Huang Jianhua, a retired worker, drew the factory based on his memory.


“I drew the gate and part of the factory building of the 1970s. As I lost the photos when I moved, I had to recall how it looked 40 years ago,” he said. “The highlight is the chimney, a must for a factory, and two magnolia trees near the gate. They were planted about 100 years ago, and they are still there.”


While Huang dipped the brush in an inkpot of nostalgic tones to savor the past, Cheng Zhiyuan, a student from Jing’an Experimental Primary School, took a bold step into the modern world — by using simple lines and contrasting colors to portray how 21st century industry has used the past to recreate the future.
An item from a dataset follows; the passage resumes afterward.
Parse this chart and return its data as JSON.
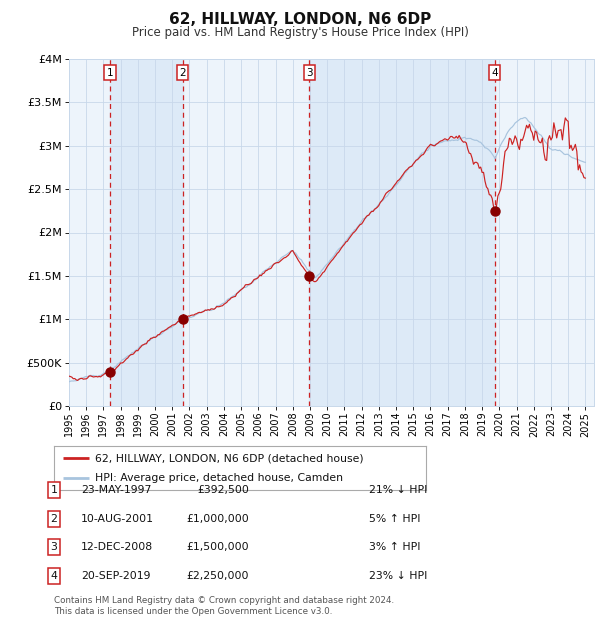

Located at 14 Yuyao Road, Chen tells the story of a cluster of small-scale factories from about 60 years ago. A decade ago they were renovated into a creative park. Now, they function as a public activity venue for residents, where the annual art and cultural festival takes place.


Zhu Yuxiang, 38, born and bred in the community, loves the idea of renewal. As a big fan of old buildings, he thinks converting them to adapt to the present popularizes local history and culture on the doorstep.


During the festival, he displayed pieces from his collection of items from the past, all related to the community. A police baton is his pride.


“It cost me a lot. I found it in an online store. It belonged to No.26 police officer of the former Gordon Road Police Station,” he said.


Gordon Road was the former name of Jiangning Road. In November 1909, a red-brick police station was built at 511 Gordon Road. At that time, Shanghai police liked to recruit Indians as police officers. As many of those officers were Sikhs, a gurdwara —  a Sikh place of worship — was built nearby.


“I believed the owner was an Indian. I’m now trying to review the archives and documents to identify him,” Zhu said.


Another highlight is a marriage certificate for a couple who registered in 1954. At that time the community was administered by Jiangning District. It merged to Jing’an in 1960.


Other exhibited items include a Baoshihua watch, Sunflower thermos and Long Life toothbrushes, made by factories based in the community.


“They were very popular in the 1970s and 1980s. At that time, young men liked to wear Baoshihua watch around the sleeve. And Sunflower thermos were a must part of the dowry,” Zhu said.